A related disadvantage of a 64-bit CPU vs a 32-bit CPU is that the larger operational unit (word) size means that all pathways, registers, and memory units attached to a 64-bit CPU have to be about double the size as required in a 32-bit CPU. This results in about a 40% larger number of transistors required to implement a (roughly) equivalent 64-bit processor vs a 32-bit processor. This does not translate into a 40% higher cost, but does significantly increase production costs; it also significantly increases the thermal profile of the processor (i.e the larger number of transistors requires more power and produces more heat).

Everyone that doesn’t fall into that category will see some benefit of using 64 bit processors over 32 bit processors, but not much in today’s marketplace. The AMD Athlon 64-bit processor is completely backward compatible, meaning you can currently use it with 32-bit operating systems and software programs. You will see some benefits by using this setup, but because the programs weren’t written to take advantage of the extra power, they won’t use much of it.

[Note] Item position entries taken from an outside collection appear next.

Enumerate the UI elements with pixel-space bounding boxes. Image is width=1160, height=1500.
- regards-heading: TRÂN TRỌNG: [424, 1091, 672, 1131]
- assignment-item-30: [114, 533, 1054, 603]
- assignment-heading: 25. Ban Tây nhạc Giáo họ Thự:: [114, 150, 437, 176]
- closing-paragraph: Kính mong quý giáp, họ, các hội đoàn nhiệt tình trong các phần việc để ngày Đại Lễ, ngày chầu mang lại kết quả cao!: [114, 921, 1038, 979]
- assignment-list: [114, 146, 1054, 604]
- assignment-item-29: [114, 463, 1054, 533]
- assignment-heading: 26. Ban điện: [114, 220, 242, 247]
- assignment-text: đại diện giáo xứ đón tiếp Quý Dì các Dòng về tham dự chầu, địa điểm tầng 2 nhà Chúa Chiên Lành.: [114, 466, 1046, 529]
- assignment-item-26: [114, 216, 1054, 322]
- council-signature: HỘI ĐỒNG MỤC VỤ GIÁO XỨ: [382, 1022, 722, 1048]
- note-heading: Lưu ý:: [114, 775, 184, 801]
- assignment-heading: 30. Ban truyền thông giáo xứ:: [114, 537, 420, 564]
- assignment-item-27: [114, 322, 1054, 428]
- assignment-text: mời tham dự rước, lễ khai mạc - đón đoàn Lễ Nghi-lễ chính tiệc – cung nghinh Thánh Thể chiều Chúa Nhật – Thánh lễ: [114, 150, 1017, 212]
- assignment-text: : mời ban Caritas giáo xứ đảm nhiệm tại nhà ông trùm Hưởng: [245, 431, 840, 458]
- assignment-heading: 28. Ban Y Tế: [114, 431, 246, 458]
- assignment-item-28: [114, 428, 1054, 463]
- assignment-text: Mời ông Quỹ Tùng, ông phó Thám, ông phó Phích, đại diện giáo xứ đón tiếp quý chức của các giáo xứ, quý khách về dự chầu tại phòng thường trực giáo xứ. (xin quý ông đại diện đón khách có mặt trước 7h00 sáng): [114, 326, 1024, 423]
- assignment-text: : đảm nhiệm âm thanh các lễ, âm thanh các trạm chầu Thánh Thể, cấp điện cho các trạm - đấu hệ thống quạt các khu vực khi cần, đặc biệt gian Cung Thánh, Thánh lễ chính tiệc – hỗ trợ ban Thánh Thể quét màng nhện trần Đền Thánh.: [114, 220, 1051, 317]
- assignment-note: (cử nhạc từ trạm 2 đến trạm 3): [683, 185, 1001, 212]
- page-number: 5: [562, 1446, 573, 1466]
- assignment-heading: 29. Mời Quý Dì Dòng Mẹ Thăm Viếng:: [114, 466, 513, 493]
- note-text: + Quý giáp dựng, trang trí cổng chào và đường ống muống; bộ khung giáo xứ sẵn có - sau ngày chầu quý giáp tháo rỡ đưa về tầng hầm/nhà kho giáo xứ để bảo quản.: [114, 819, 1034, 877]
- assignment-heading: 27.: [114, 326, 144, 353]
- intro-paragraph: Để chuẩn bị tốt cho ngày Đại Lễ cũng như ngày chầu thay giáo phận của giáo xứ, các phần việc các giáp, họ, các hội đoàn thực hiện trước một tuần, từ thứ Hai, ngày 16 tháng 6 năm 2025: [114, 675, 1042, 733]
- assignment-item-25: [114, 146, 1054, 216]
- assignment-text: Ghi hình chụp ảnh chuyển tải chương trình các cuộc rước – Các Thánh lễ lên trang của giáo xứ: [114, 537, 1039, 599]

The true benefits of this set up don’t come from the amount of bits, but by the improved structure of the 64 bit vs 32 bit processor's older structure. A 64-bit processor is made with more advanced silicon processes, have more transistors, and faster speeds. This is currently where the true benefit of switching to a 64-bit processor lays.

As for 64-bit operating systems and software, many are in the works, but nothing is in final version. Microsoft has released a beta version of Windows XP that takes advantage of the 64 bit technology, but there are still issues. The problem is when you run 32-bit software programs in the environment of a 64-bit operating system. Many programs won’t work properly, such as Adobe Acrobat and Windows Media Player, for example. Another issue is RAM. You really need about 4 GB of RAM to take full advantage of the capabilities offered by a 64-bit processor, while most PC owners have less than 1 GB under their computer’s hood.

So, the question now is should you buy a 64 bit processor now, or wait?

Disadvantages:

You’re currently not able to take full advantage of the technology because the software vendors haven’t made the switch from 32-bit to 64-bit processors.

Most AMD Athlon 64 bit processors are expensive, with prices sure to go down in the future.

Advantages:

Better performance out of a 32-bit operating system.

Probably the last processor you’ll have to buy for many years to come.

You’ll be the talk of all your friends!
As you can see, a sound argument can be made for both cases. You’ll have to determine if the differences will benefit your situation and computing future. I’ll leave the ultimate decision up to you.